Six Key Changes in Fundamental Commissioning Requirements in LEED v4
LEED v4 is the latest version of the U.S. Green Building Council’s (USGBC) Leadership in Energy and Environmental Design (LEED) rating system. More than 20 years ago, USGBC was established to help promote sustainability within the built environment.
Today, LEED has become a standard around the world for the design, construction and operation of high-performance structures. LEED v4 includes a comprehensive technical update to rating system requirements, as well as other changes. New construction building commissioning is the process of verifying that building systems meet the owner’s requirements and are installed and operate as intended by the design engineer. Here’s six key ways in the which Fundamental Commissioning Requirements in LEED v4 have changed:
- Third-party commissioning providers. In the past, a third-party commissioning provider (CxP) was brought on for projects over 50,000 square feet. Today that number has moved down to 20,000 square feet.

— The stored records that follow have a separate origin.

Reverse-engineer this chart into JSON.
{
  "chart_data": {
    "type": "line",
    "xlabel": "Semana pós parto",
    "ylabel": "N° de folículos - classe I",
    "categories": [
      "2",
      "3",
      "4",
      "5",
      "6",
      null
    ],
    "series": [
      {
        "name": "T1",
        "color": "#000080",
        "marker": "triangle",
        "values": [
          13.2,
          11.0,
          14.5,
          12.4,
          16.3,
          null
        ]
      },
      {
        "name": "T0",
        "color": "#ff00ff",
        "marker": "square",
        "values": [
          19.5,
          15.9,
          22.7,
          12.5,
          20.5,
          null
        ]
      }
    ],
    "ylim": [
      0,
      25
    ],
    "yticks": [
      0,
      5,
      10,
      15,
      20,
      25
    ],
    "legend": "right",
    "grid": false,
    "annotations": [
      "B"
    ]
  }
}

- Get the CxP involved earlier. The CxP should now be brought into project prior to the end of the design development phase. Commissioning should not be thought of as something that happens at the end of construction.
- Exterior enclosure must be addressed in LEED documents. The third change requires the Owner’s Project Requirements (OPR) and Basis of Design (BOD) to reference the building’s exterior enclosure. This applies even if the project team is not pursuing the enhanced commissioning building enclosure commissioning option.
- Design reviews. The design review now happens in the fundamental commissioning scope, as opposed to the enhanced commissioning scope as was the case in previous versions of LEED.
- Additional systems to commission. Now included in the systems for the CxA to commission are electrical service and distribution, as well as the plumbing systems, including pumps and controls.
- Facilities, operations and maintenance. The final change required by LEED v4 is for the CxP to deliver current facility requirements and an operations and maintenance (O&M) Plan. The O&M plan includes things such as systems narrative, sequence of operation, building occupancy schedule, PM plan, ongoing commissioning tasks, and so forth.